Author : H. Byron Earhart
Publisher : Univ of South Carolina Press
Page : 286 pages
File Size : 40,67 MB
Release : 2015-07-15
Category : Religion
ISBN : 1611171113
Illustrated with color and black-and-white images of the mountain and its associated religious practices, H. Byron Earhart's study utilizes his decades of fieldwork—including climbing Fuji with three pilgrimage groups—and his research into Japanese and Western sources to offer a comprehensive overview of the evolving imagery of Mount Fuji from ancient times to the present day. Included in the book is a link to his twenty-eight minute streaming video documentary of Fuji pilgrimage and practice, Fuji: Sacred Mountain of Japan. Beginning with early reflections on the beauty and power associated with the mountain in medieval Japanese literature, Earhart examines how these qualities fostered spiritual practices such as Shugendo, which established rituals and a temple complex at the mountain as a portal to an ascetic otherworld. As a focus of worship, the mountain became a source of spiritual insight, rebirth, and prophecy through the practitioners Kakugyo and Jikigyo, whose teachings led to social movements such as Fujido (the way of Fuji) and to a variety of pilgrimage confraternities making images and replicas of the mountain for use in local rituals.
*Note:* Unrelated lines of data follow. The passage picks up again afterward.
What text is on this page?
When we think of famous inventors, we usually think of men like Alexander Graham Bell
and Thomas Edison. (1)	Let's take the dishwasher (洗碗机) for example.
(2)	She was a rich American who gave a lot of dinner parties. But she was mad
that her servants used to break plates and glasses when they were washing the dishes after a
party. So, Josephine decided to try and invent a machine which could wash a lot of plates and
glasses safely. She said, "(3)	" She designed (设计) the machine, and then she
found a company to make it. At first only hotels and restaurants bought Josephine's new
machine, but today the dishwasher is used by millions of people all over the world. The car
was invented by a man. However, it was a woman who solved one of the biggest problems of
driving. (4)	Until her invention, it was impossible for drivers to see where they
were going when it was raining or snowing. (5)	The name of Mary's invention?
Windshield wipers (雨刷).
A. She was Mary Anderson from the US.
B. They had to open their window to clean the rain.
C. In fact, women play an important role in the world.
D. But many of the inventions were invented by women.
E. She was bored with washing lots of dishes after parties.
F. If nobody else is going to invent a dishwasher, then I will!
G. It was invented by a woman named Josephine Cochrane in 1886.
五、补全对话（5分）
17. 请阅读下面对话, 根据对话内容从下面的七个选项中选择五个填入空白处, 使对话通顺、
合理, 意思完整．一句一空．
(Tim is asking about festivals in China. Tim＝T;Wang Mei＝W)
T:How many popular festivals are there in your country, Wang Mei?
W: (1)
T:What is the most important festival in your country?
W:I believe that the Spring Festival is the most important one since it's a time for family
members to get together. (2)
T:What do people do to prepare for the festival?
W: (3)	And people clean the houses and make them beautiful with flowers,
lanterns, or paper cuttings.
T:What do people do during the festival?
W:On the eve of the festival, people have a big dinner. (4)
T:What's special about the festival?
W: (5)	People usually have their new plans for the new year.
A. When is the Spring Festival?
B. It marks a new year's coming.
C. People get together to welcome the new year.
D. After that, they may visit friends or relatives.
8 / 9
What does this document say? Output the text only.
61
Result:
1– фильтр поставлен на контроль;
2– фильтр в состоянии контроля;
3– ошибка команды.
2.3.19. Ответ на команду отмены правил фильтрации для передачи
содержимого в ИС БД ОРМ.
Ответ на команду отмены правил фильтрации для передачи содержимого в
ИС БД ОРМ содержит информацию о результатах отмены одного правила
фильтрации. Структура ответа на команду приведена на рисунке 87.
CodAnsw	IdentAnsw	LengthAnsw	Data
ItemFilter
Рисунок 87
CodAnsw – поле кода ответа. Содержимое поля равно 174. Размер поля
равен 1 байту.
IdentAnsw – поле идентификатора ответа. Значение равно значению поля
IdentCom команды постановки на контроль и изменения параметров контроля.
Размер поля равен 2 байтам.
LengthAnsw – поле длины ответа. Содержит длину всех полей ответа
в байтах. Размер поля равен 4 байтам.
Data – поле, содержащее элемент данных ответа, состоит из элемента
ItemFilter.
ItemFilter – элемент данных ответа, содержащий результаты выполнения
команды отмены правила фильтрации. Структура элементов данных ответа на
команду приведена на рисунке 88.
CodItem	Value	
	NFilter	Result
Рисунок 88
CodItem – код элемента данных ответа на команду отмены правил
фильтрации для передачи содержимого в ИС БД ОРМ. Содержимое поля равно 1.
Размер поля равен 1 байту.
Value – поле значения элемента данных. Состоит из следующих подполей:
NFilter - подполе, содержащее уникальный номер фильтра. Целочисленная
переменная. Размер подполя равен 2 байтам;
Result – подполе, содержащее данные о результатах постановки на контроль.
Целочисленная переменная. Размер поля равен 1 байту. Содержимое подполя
Earhart shows how the seventeenth-century commodification of Mount Fuji inspired powerful interpretive renderings of the "peerless" mountain of Japan, such as those of the nineteenth-century print masters Hiroshige and Hokusai, which were largely responsible for creating the international reputation of Mount Fuji. In the eighteenth and nineteenth centuries, images of Fuji served as an expression of a unique and superior Japanese culture. With its distinctive shape firmly embedded in Japanese culture but its ethical, ritual, and spiritual associations made malleable over time, Mount Fuji came to symbolize ultranationalistic ambitions in the 1930s and early 1940s, peacetime democracy as early as 1946, and a host of artistic, naturalistic, and commercial causes, even the exotic and erotic, in the decades since.
Author : Alfred Parsons
Publisher :
Page : 254 pages
File Size : 49,75 MB
Release : 1896
Category : Japan
ISBN :
Author : Doryun Chong
Publisher : The Museum of Modern Art
Page : 238 pages
File Size : 11,9 MB
Release : 2012
Category : Art
ISBN : 0870708341
Catalog of an exhibition held at the Museum of Modern Art, New York, Nov. 18, 2012-Feb. 25, 2013.